Beate Schederschaut sich in Berlins Galerien um:
Neu auf der Fasanenstraße ist die Galerie Florian Schönfelder, wo sie sich fortan die Räumlichkeiten mit der A3 Arndt Art Agency teil. An den Start geht der Junggalerist mit einem Künstler, der bereits auf ein 30-jähriges Werk zurückblickt: Guillem Nadal. „Fire & Earth“ vereint ältere, gegenständlichere Arbeiten mit neuen abstrakteren. Die älteste und zugleich faszinierendste zweiteilige Arbeit, „La mirada del foc“, ein zur Skulptur konservierter fein verzweigter Ast, den Nadal außerdem mit feinem Strich auf Leinwand gebracht und mit Brandlöchern versehen hat, Sinnbild für Werden und Vergehen, Gefährdung und Überlebenskraft der Natur, stammt von 1999. Durchaus programmatisch zu verstehen ist die erste Schau, auch in Zukunft will Schönfelder junge Positionen seiner eigenen Generation mit internationalen, erfahrenen, in Deutschland bislang noch wenig bekannten mischen (bis 7. 12., Di.–Sa. 11–18 Uhr, Fasanenstr. 28).
Auch schon älter sind die vier großformatigen Gemälde von Holt Quentel, die derzeit bei Société hängen. Erstmals zu sehen waren sie in den späten 1980er Jahren, wenige Jahre bevor Quentel aus der Kunstwelt quasi spurlos und ohne weitere Erklärungen ausstieg. Das Rätsel um das Verschwinden der Künstlerin schwingt in ihren Arbeiten mit, hat deren starke Wirkung auf Künstler*innen ihrer wie nachfolgender Generationen womöglich nur noch verstärkt. Auch die Leinwände selbst, die von Quentel zunächst sorgsam mit Buchstaben oder Zahlen bemalt, anschließend aber roh abgeschrubbt, halb zerrissen, neu zusammengeflickt und unsauber überfärbt wurden, zielen offenbar darauf ab, Erwartungshaltungen an Kunst und Künstlerinnen zu zerlegen (bis 20. 12., Mo.–Fr. 10–18 Uhr, Genthiner Str. 36).
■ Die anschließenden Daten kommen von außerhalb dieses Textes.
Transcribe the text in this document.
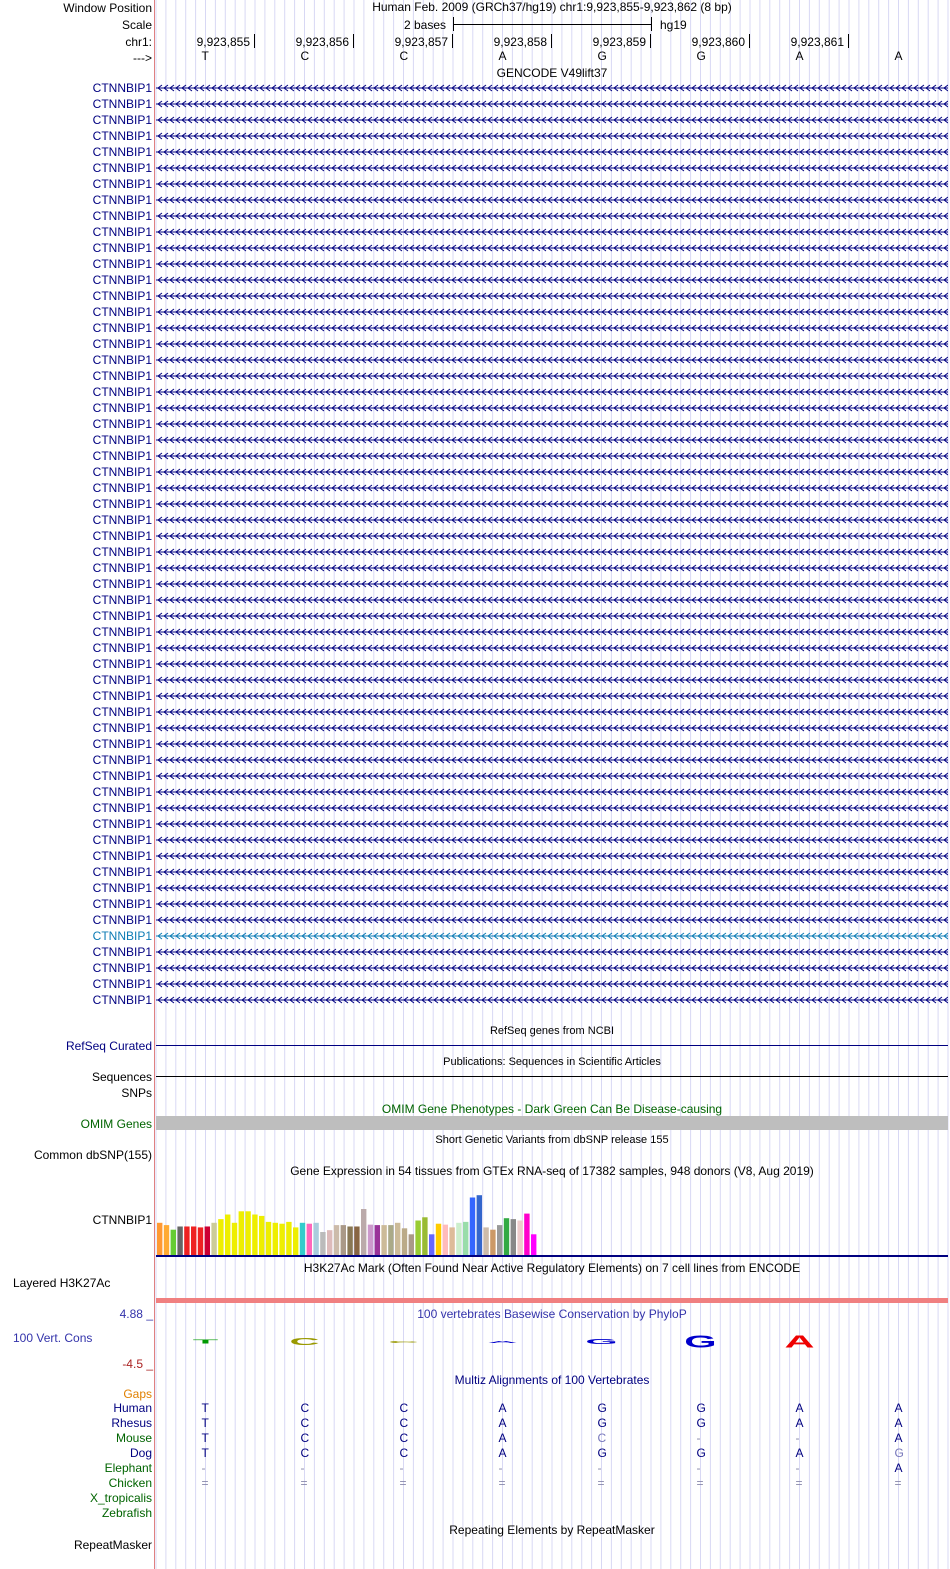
Window Position	Human Feb. 2009 (GRCh37/hg19) chr1:9,923,855-9,923,862 (8 bp)
Scale	2 bases	hg19
chr1:	9,923,855	9,923,856	9,923,857	9,923,858	9,923,859	9,923,860	9,923,861
--->	T	C	C	A	G	G	A	A
GENCODE V49lift37
CTNNBIP1
CTNNBIP1
CTNNBIP1
CTNNBIP1
CTNNBIP1
CTNNBIP1
CTNNBIP1
CTNNBIP1
CTNNBIP1
CTNNBIP1
CTNNBIP1
CTNNBIP1
CTNNBIP1
CTNNBIP1
CTNNBIP1
CTNNBIP1
CTNNBIP1
CTNNBIP1
CTNNBIP1
CTNNBIP1
CTNNBIP1
CTNNBIP1
CTNNBIP1
CTNNBIP1
CTNNBIP1
CTNNBIP1
CTNNBIP1
CTNNBIP1
CTNNBIP1
CTNNBIP1
CTNNBIP1
CTNNBIP1
CTNNBIP1
CTNNBIP1
CTNNBIP1
CTNNBIP1
CTNNBIP1
CTNNBIP1
CTNNBIP1
CTNNBIP1
CTNNBIP1
CTNNBIP1
CTNNBIP1
CTNNBIP1
CTNNBIP1
CTNNBIP1
CTNNBIP1
CTNNBIP1
CTNNBIP1
CTNNBIP1
CTNNBIP1
CTNNBIP1
CTNNBIP1
CTNNBIP1
CTNNBIP1
CTNNBIP1
CTNNBIP1
CTNNBIP1
RefSeq genes from NCBI
RefSeq Curated
Publications: Sequences in Scientific Articles
Sequences
SNPs
OMIM Gene Phenotypes - Dark Green Can Be Disease-causing
OMIM Genes
Short Genetic Variants from dbSNP release 155
Common dbSNP(155)
Gene Expression in 54 tissues from GTEx RNA-seq of 17382 samples, 948 donors (V8, Aug 2019)
CTNNBIP1
H3K27Ac Mark (Often Found Near Active Regulatory Elements) on 7 cell lines from ENCODE
Layered H3K27Ac
100 vertebrates Basewise Conservation by PhyloP
4.88 _
100 Vert. Cons
-4.5 _
T	C	C	A	G	G	A
Multiz Alignments of 100 Vertebrates
Gaps
Human	T	C	C	A	G	G	A	A
Rhesus	T	C	C	A	G	G	A	A
Mouse	T	C	C	A	C	-	-	A
Dog	T	C	C	A	G	G	A	G
Elephant	-	-	-	-	-	-	-	A
Chicken	=	=	=	=	=	=	=	=
X_tropicalis
Zebrafish
Repeating Elements by RepeatMasker
RepeatMasker
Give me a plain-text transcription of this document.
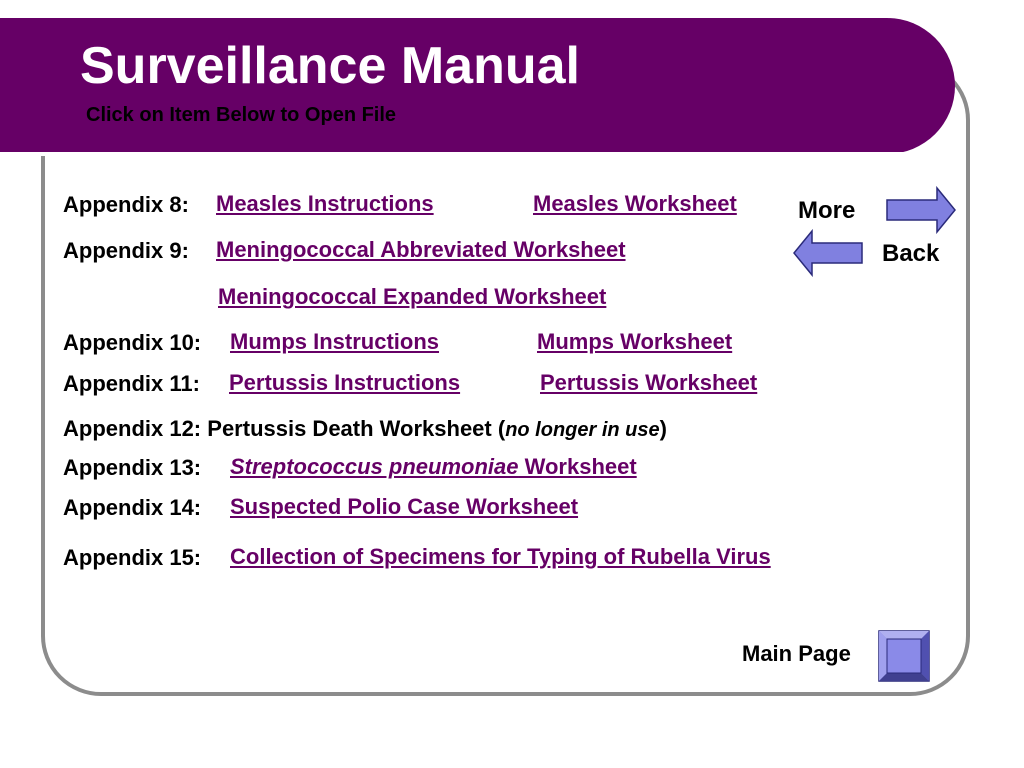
Surveillance Manual
Click on Item Below to Open File
Appendix 8: Measles Instructions	Measles Worksheet
Appendix 9: Meningococcal Abbreviated Worksheet
Meningococcal Expanded Worksheet
Appendix 10: Mumps Instructions	Mumps Worksheet
Appendix 11: Pertussis Instructions	Pertussis Worksheet
Appendix 12: Pertussis Death Worksheet (no longer in use)
Appendix 13: Streptococcus pneumoniae Worksheet
Appendix 14: Suspected Polio Case Worksheet
Appendix 15: Collection of Specimens for Typing of Rubella Virus
More
Back
Main Page
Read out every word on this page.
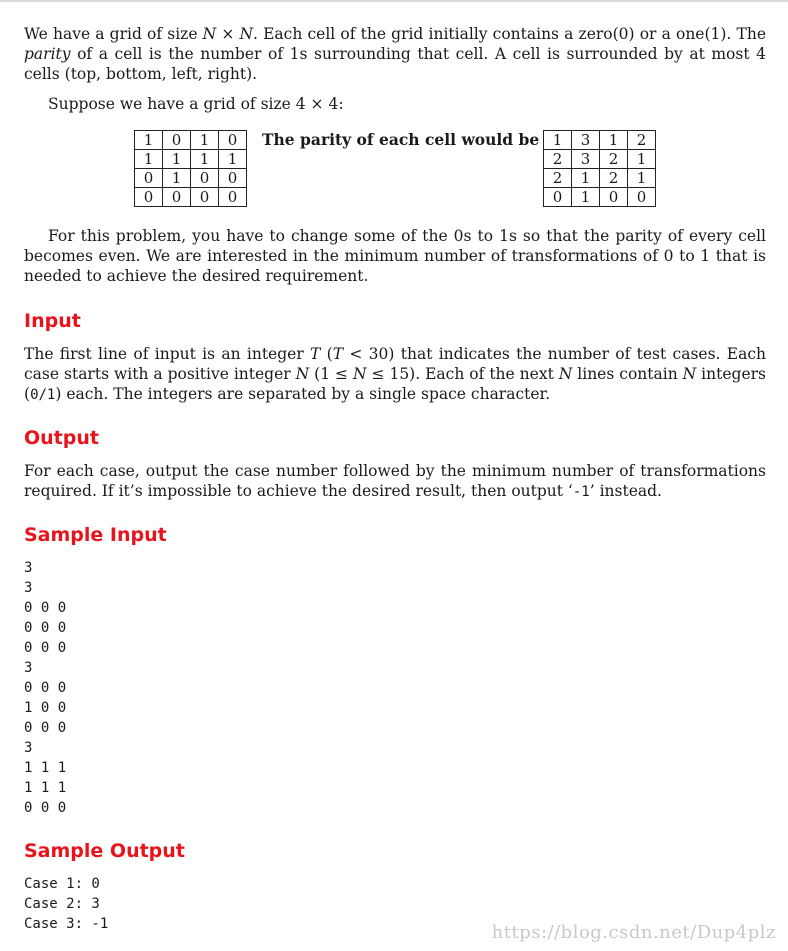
We have a grid of size N × N. Each cell of the grid initially contains a zero(0) or a one(1). The parity of a cell is the number of 1s surrounding that cell. A cell is surrounded by at most 4 cells (top, bottom, left, right).

Suppose we have a grid of size 4 × 4:

1	0	1	0
1	1	1	1
0	1	0	0
0	0	0	0
The parity of each cell would be 1	3	1	2
2	3	2	1
2	1	2	1
0	1	0	0

For this problem, you have to change some of the 0s to 1s so that the parity of every cell becomes even. We are interested in the minimum number of transformations of 0 to 1 that is needed to achieve the desired requirement.

Input

The first line of input is an integer T (T < 30) that indicates the number of test cases. Each case starts with a positive integer N (1 ≤ N ≤ 15). Each of the next N lines contain N integers (0/1) each. The integers are separated by a single space character.

Output

For each case, output the case number followed by the minimum number of transformations required. If it’s impossible to achieve the desired result, then output ‘-1’ instead.

Sample Input
3
3
0 0 0
0 0 0
0 0 0
3
0 0 0
1 0 0
0 0 0
3
1 1 1
1 1 1
0 0 0
Sample Output
Case 1: 0
Case 2: 3
Case 3: -1	https://blog.csdn.net/Dup4plz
Ungefähr aus dem selben Jahr wie Quentels Malerei stammt der chinesische Rom-Com-Horrorfilm „A Chinese Ghost Story“, der einem beim Betrachten der Stoffskulpturen von Lisa Herfeldt bei Between Bridges in den Sinn kommen könnte. In dem Film saugt ein jahrhundertealter weiblicher Baumdämon mit phallischer, enorm langer Zunge die Energie seiner männlichen Opfer aus. Weit weniger gefährlich, aber ebenso hintersinnig erscheinen die aus Nylon gefertigten Riesenzungen Herfeldts. Wie parasitäre Wesen haben sie die Galerie erobert, nur zum Teil von Plexiglaskästen in Form gehalten, sich breitgemacht, als wollten sie den Raum wie auch den „social slush“, den sozialen Schlamm besetzen und so vor Vereinnahmung von den üblichen Verdächtigen, vor bourgeoiser Aufwertung und Verdrängung bewahren (bis 14. 12., Mi.–Sa. 12–18 Uhr, Keithstr. 15).